Modern technology has provoked much change in the world but the approach to civil liberties have so far failed to keep up
In the 1990s a clever entrepreneur came up with a brilliant idea during the wrong time. His name was David Chaum, and his wonderful ability in mathematics allowed him to create a unique digital payment system known as eCash. It was a “technically perfect product which made it possible to safely and anonymously pay over the Internet.” There was just one problem with Mr Chaum’s spectacular business plan; nobody wanted it. He managed to come up with a piece of software during a time in which consumers w
ere too engrossed in the amazing convenience that the advancements in technology and online shopping brought to their lives. As a result of such naivety, Mr Chaum’s company, DigiCash, went bankrupt after a mere 5 year life span.
How people would have loved such a system after the events of 2013. All sorts of malicious actors, from deceitful phishers to ruinous hackers, swarm the internet. Yet the world seems to have come to this realisation a little late; it took a former CIA agent turned-whistleblower and several reports of devastating cyber attacks against various firms to highlight the importances of privacy and data protection in the modern digital age.
However this is not exactly the fault of lawmakers and regulators. The revolutionary entrepreneurialism of Silicon Valley and the venture capitalists who fuel it creates a scenario in which technological innovations are appreciated greatly by consumers, but forget about the wider legal and societal impacts of their work. All the while, the seemingly important considerations like security and privacy, are essentially forgotten, or perhaps only considered when it eventually (and inevitably) becomes a problem.
This attitude towards the development of modern technology by business seems to have a contagious affect on consumers as well. They too have been so willingly to embrace technology and be dazzled by its apparent brilliance that they forget about their own privacy or security. So much so that when a window pops up on their desktop informing users that a software update is needed, their immediate reaction is to close down that window as quickly as possible to stop it from ruining their quality time with their machines. Or when signing up for a new digital service or app, they willingly give away their details in a hurry to be immersed by what it has to offer.
As a result, businesses take advantage of the apparent merits of the information age to come up with lucrative business models. Amazon uses purchasing history data to suggest and promote products which users are more likely to buy. Facebook uses a similar model to sell ads to businesses. Or users may voluntarily provide their data, such as revealing their location to use a maps app. Essentially, in the modern digital world, data has become the new currency.
Yet when the Snowden revelations occurred and people learned that their internet lives may have been or will be spied on by their government, they were furious. But their anger seemed to make them no less ignorant. This was clearly evident during an episode of Last Week Tonight with John Oliver from last year in which various US citizens were quizzed on the subject of government surveillance. It demonstrated that hardly any of the public had a clear idea of who Snowden was, what he did and nor did they have sufficient knowledge of the programs through which the US government used to snoop on them.

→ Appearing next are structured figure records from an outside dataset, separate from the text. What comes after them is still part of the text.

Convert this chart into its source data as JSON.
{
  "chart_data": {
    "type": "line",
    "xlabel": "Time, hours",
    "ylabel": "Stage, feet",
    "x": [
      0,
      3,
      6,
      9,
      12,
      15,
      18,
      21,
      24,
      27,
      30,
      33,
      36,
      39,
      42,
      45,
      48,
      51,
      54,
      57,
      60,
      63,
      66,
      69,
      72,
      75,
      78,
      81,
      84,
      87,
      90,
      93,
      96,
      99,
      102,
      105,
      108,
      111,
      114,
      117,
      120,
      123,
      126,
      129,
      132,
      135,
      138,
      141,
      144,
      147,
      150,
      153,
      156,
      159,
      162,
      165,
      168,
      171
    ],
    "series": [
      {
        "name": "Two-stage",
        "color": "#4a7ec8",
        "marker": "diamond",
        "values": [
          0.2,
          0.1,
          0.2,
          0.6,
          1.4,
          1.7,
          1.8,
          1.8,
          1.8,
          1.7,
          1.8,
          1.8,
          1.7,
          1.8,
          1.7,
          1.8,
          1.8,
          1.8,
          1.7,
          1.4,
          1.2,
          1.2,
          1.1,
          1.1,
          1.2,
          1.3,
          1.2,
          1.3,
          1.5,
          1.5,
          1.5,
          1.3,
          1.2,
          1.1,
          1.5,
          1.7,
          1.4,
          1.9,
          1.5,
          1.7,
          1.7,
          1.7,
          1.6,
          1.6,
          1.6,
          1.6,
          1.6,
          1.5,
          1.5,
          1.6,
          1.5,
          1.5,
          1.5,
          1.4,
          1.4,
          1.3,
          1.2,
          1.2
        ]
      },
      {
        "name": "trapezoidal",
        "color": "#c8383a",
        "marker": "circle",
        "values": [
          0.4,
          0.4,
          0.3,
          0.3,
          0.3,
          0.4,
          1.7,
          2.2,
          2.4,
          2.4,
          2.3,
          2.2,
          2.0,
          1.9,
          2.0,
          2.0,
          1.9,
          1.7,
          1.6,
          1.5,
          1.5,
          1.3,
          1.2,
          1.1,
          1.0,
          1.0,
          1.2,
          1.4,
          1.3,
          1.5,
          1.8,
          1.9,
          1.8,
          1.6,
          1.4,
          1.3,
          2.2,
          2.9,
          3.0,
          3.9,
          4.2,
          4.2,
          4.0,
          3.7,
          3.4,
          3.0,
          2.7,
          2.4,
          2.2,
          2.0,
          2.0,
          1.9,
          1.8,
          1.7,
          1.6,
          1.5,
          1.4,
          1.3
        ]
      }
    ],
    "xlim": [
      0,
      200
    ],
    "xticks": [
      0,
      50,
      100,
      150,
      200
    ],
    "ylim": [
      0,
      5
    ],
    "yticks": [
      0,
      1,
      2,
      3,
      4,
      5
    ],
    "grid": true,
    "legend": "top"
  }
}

But this should not be interpreted as people not caring about their privacy. Numerous opinion polls suggest that privacy is still a very desirable notion. The general way in which society has embraced technology instead suggests that the idea of privacy in the digital age has changed from the traditional notions. It is more about people having control of their data and personal information. There is some data they wish to make public, some they wish to share just with other trusted parties with consent, and some which they wish to keep private.
Although, giving users the tools they need to adequately control their data is not always provided. A study conducted by Lancaster University looked at whether the privacy policies of the 16 most popular social media platforms could be translated into the controls they provide to their users. It found that, for the most part, this was not the case.
Thus, this is where policy should be focused; greater user empowerment. Modern technology has been developed with privacy not considered. The internet, for example, was made to share data, not keep it private. Thus, users should be given the ability to control their privacy and also given information in a tangible form to make them aware of exactly what happens to their data when they volunteer it. As Steve Jobs once put it, “Privacy means knowing what you’re signing up for.” This is, perhaps, what privacy in the digital age truly is.